- Tuesday, 13 June, 11:30-13:00, Room Libray Auditotium
- Session Chair: Markku Juntti (University of Oulu, Finland)
Fabien Héliot and Rahim Tafazolli (University of Surrey, United Kingdom (Great Britain))
This paper derives the optimal source and close-to-optimal relay precoding structure for minimizing the energy consumption of cooperative multiple-input-multiple-output (MIMO) amplify-and-forward (AF) systems, i.e. when relay and direct links are jointly considered. Even though the optimisation problem at hand is generally non-convex, we prove that the energy consumption optimisation function is unimodal when either the source or relay precoding matrix is known. Then, an iterative process is utilised to jointly optimise the source and relay precoding matrices. Simulation results confirm the benefit, in terms of energy consumption, of our novel approach for cooperative MIMO-AF systems in comparison with approaches optimising either the direct or relay link only, with a 20% improvement gain in favorable channel conditions.

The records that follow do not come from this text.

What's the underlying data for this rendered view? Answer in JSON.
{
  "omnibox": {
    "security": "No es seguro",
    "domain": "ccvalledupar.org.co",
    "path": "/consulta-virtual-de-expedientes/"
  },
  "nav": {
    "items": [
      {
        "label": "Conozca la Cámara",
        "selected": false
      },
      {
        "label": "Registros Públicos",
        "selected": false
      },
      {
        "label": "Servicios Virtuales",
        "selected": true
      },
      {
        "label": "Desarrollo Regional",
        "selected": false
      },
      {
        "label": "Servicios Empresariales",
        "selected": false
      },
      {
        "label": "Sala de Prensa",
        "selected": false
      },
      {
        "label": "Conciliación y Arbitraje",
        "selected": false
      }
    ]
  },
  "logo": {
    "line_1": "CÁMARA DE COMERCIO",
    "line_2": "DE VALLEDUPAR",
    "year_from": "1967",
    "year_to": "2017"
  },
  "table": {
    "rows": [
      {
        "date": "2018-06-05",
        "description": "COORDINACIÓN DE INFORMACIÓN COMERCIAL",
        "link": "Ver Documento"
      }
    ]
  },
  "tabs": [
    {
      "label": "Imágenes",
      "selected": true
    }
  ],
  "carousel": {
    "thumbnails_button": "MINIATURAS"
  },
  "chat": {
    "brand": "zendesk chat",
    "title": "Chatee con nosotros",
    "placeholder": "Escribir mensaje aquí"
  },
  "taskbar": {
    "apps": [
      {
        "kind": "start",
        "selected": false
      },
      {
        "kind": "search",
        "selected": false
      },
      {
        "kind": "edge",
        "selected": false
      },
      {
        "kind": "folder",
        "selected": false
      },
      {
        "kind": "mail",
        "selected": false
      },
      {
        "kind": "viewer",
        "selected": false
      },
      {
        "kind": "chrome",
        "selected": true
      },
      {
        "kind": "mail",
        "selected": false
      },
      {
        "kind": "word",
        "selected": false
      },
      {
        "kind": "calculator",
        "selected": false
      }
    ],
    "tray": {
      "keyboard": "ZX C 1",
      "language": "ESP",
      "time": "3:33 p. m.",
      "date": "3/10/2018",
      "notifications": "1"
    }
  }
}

Guangyi Wang (University of Surrey & Institute for Communication Systems, United Kingdom (Great Britain)); Yi Ma, Na Yi and Rahim Tafazolli (University of Surrey, United Kingdom (Great Britain))
In this paper, a novel semi-blind channel estimator is introduced, with the ability of separating two or more independent wireless channels that are superimposed due to pilot contamination. Key novelties of this work include: a) exploiting the joint probability distribution of information and channel to facilitate the multi-channel separability of the maximum a posterior (MAP) channel estimator; b) exploiting the correlation between symbol detection results at a multi-antenna receiver to further improve the channel estimation accuracy. The mean-square error (MSE) of the proposed channel estimator is derived in a closed form, which exhibits the relationship between the pilot decontamination capacity and the modulation size as well as the data observation length. Moreover, simulation results demonstrate close MSE performances between the proposed estimator and the MAP estimator with orthogonal pilots.

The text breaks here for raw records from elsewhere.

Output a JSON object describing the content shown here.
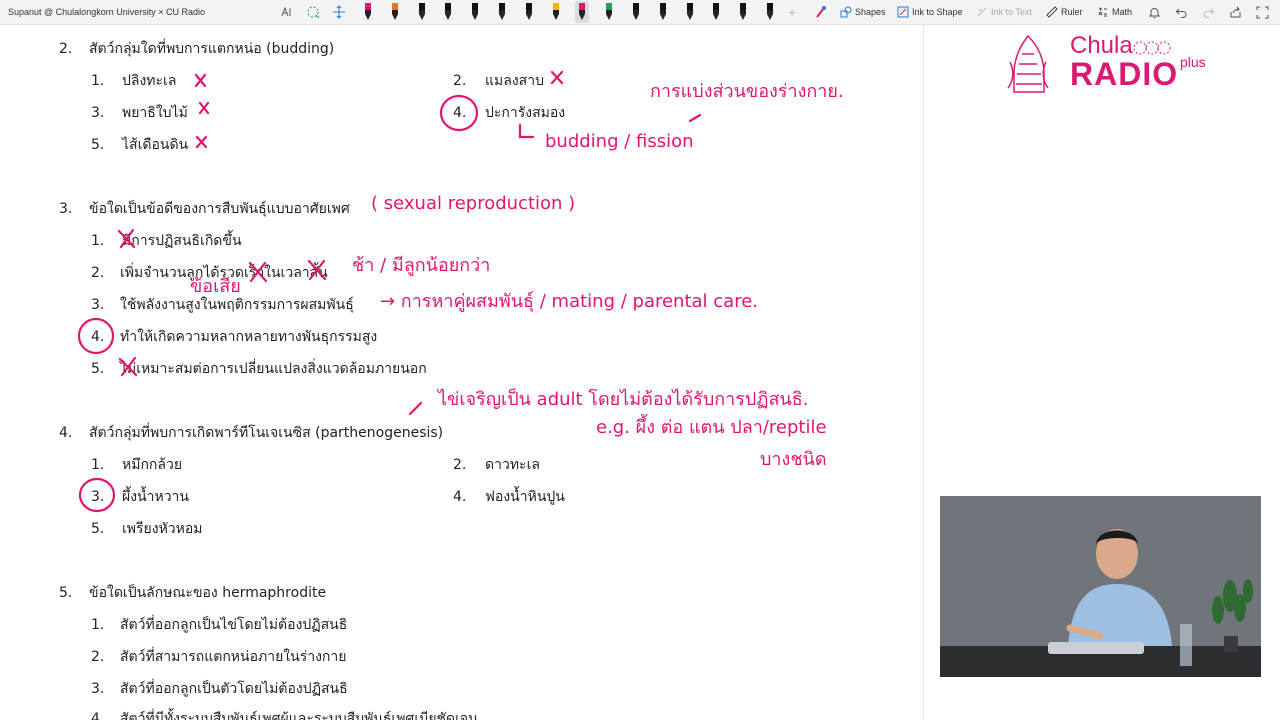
{
  "window": {
    "title": "Supanut @ Chulalongkorn University × CU Radio"
  },
  "toolbar": {
    "shapes_label": "Shapes",
    "ink_to_shape_label": "Ink to Shape",
    "ink_to_text_label": "Ink to Text",
    "ruler_label": "Ruler",
    "math_label": "Math",
    "pen_colors": [
      "#e0166e",
      "#e8702a",
      "#111111",
      "#111111",
      "#111111",
      "#111111",
      "#111111",
      "#f5b400",
      "#e0166e",
      "#22a05b",
      "#111111",
      "#111111",
      "#111111",
      "#111111",
      "#111111",
      "#111111"
    ]
  },
  "questions": [
    {
      "number": "2.",
      "text": "สัตว์กลุ่มใดที่พบการแตกหน่อ (budding)",
      "options": [
        {
          "num": "1.",
          "text": "ปลิงทะเล"
        },
        {
          "num": "2.",
          "text": "แมลงสาบ"
        },
        {
          "num": "3.",
          "text": "พยาธิใบไม้"
        },
        {
          "num": "4.",
          "text": "ปะการังสมอง"
        },
        {
          "num": "5.",
          "text": "ไส้เดือนดิน"
        }
      ]
    },
    {
      "number": "3.",
      "text": "ข้อใดเป็นข้อดีของการสืบพันธุ์แบบอาศัยเพศ",
      "options": [
        {
          "num": "1.",
          "text": "มีการปฏิสนธิเกิดขึ้น"
        },
        {
          "num": "2.",
          "text": "เพิ่มจำนวนลูกได้รวดเร็วในเวลาสั้น"
        },
        {
          "num": "3.",
          "text": "ใช้พลังงานสูงในพฤติกรรมการผสมพันธุ์"
        },
        {
          "num": "4.",
          "text": "ทำให้เกิดความหลากหลายทางพันธุกรรมสูง"
        },
        {
          "num": "5.",
          "text": "ไม่เหมาะสมต่อการเปลี่ยนแปลงสิ่งแวดล้อมภายนอก"
        }
      ]
    },
    {
      "number": "4.",
      "text": "สัตว์กลุ่มที่พบการเกิดพาร์ทีโนเจเนซิส (parthenogenesis)",
      "options": [
        {
          "num": "1.",
          "text": "หมึกกล้วย"
        },
        {
          "num": "2.",
          "text": "ดาวทะเล"
        },
        {
          "num": "3.",
          "text": "ผึ้งน้ำหวาน"
        },
        {
          "num": "4.",
          "text": "ฟองน้ำหินปูน"
        },
        {
          "num": "5.",
          "text": "เพรียงหัวหอม"
        }
      ]
    },
    {
      "number": "5.",
      "text": "ข้อใดเป็นลักษณะของ hermaphrodite",
      "options": [
        {
          "num": "1.",
          "text": "สัตว์ที่ออกลูกเป็นไข่โดยไม่ต้องปฏิสนธิ"
        },
        {
          "num": "2.",
          "text": "สัตว์ที่สามารถแตกหน่อภายในร่างกาย"
        },
        {
          "num": "3.",
          "text": "สัตว์ที่ออกลูกเป็นตัวโดยไม่ต้องปฏิสนธิ"
        },
        {
          "num": "4.",
          "text": "สัตว์ที่มีทั้งระบบสืบพันธุ์เพศผู้และระบบสืบพันธุ์เพศเมียชัดเจน"
        }
      ]
    }
  ],
  "annotations": {
    "q2_note_thai": "การแบ่งส่วนของร่างกาย.",
    "q2_note_en": "budding / fission",
    "q3_title_note": "( sexual reproduction )",
    "q3_opt1_note": "ข้อเสีย",
    "q3_opt2_note": "ช้า / มีลูกน้อยกว่า",
    "q3_opt3_note": "→ การหาคู่ผสมพันธุ์ / mating / parental care.",
    "q4_note_line1": "ไข่เจริญเป็น adult โดยไม่ต้องได้รับการปฏิสนธิ.",
    "q4_note_line2": "e.g. ผึ้ง ต่อ แตน ปลา/reptile",
    "q4_note_line3": "บางชนิด"
  },
  "logo": {
    "text_top": "Chula",
    "text_bottom": "RADIO",
    "text_plus": "plus",
    "brand_color": "#d81b72"
  },
  "video": {
    "description_icon": "presenter-video-feed"
  }
}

Majid Nasiri Khormuji (Huawei Technologies Sweden AB, Sweden); Renaud-Alexandre Pitaval (Huawei Technologies Sweden, Sweden)
We propose a novel method to construct beam codebooks, i.e. a set of beamforming weights, for beam sweeping and data transmission in mmWave massive MIMO channels. The proposed beam codebooks are designed according to the statistical distribution of the channel's angles of departure in order to efficiently sweep the angular space covered by the beams. We first present a general closed-form construction of beam codebooks for an arbitrary distribution of angles and then tailor the results to the Laplace distribution. The resulting beams are a priori better adapted to the channel statistics and thus enhance the spectral efficiency of the transmission as compared to conventional uniform beam designs.

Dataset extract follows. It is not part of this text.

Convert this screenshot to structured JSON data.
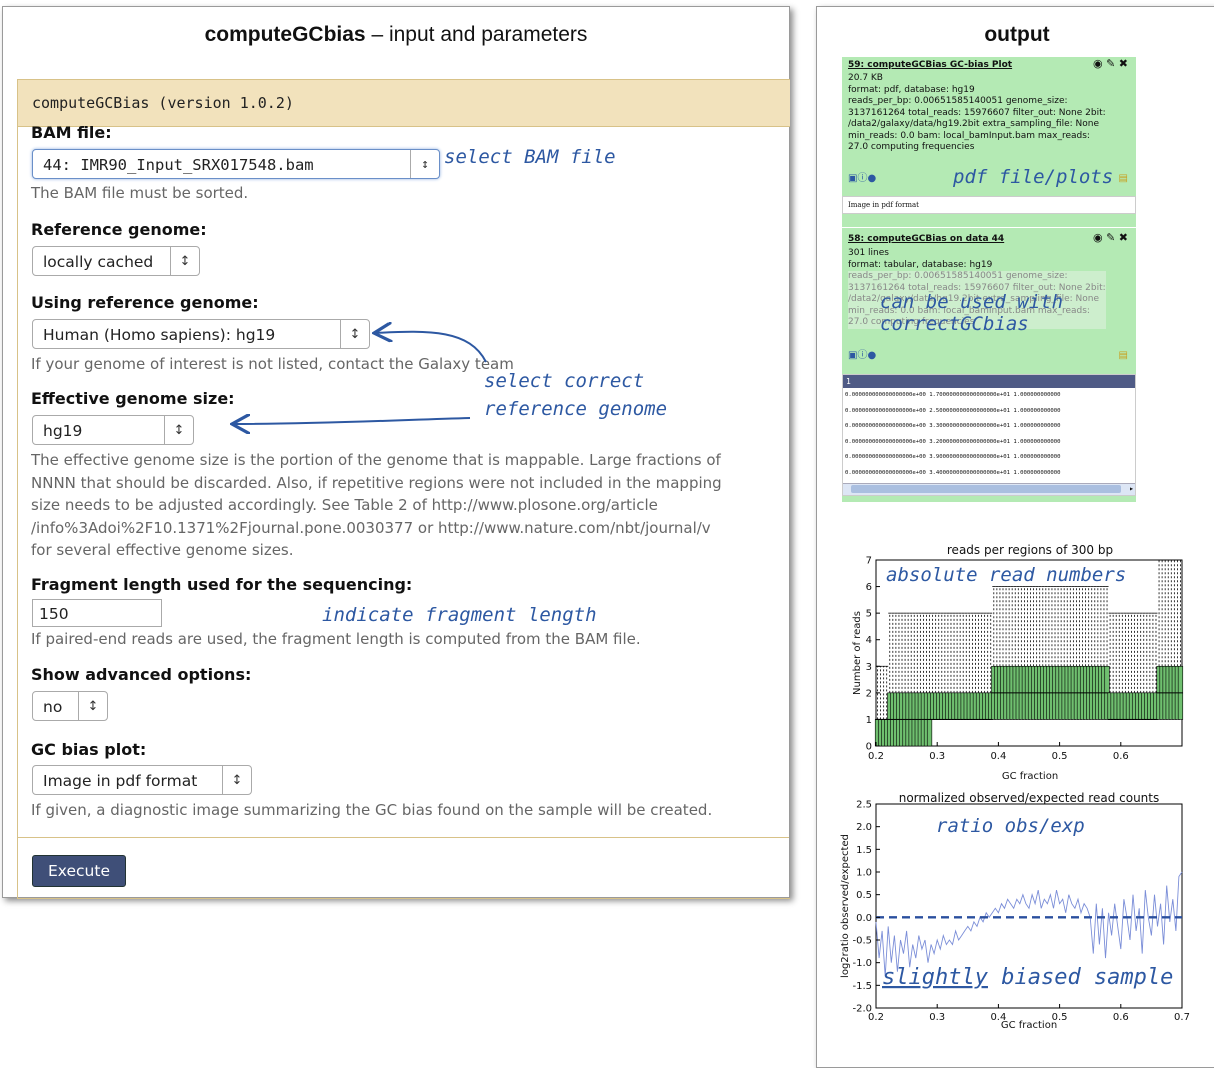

Kilian Roth (Technische Universität München, Germany); Leonardo Gomes Baltar (Intel Corporation, Germany); Michael Faerber (Intel Deutschland GmbH, Germany); Josef A. Nossek (TU Munich, Germany & Federal University of Ceara, Fortaleza, Brazil)
Multi-carrier (MC) modulation schemes like orthogonal frequency division multiplexing (OFDM) are highly sensitive to phase noise (PN). In the case of air interfaces operating in higher frequencies, e.g. the range between 6 and 100 GHz frequently called millimeter wave (mmWave), the PN generated by the local oscillators is even more accentuated. Alternative MC systems are being considered for future mmWave wireless communication. In this contribution, we analytically derive expressions for an upper bound for the interference power generated by the PN in OFDM, DFT-Spread-OFDM and Filter Bank Multi-carrier (FBMC). Then, we evaluate the performance degradation due to that imperfection in terms of coded and uncoded BER.
Oluwakayode Onireti (University of Glasgow, United Kingdom (Great Britain)); Ali Imran (University of Oklahoma, USA); Muhammad Ali Imran (University of Glasgow, United Kingdom (Great Britain))
In this paper, we present an analytical framework to evaluate the coverage in the uplink of millimeter wave (mmWave) cellular network. By using a distance dependent line-of-sight (LOS) probability function, the location of LOS and non-LOS user equipment (UE) are modeled as two independent non-homogeneous Poisson point processes, with each having different pathloss exponent. The analysis takes account of per UE fractional power control (FPC), which couples the transmission of UE due to location-dependent channel inversion. We consider the following scenarios in our analysis: 1) Pathloss based FPC (PL-FPC) which is performed using the measured pathloss and 2) Distance based FPC (D-FPC) which is performed using the measured distance. Results suggest that D-FPC outperforms the PL-FPC at high SINR. Also, the SINR coverage probability decreases as the cell density becomes greater than a threshold.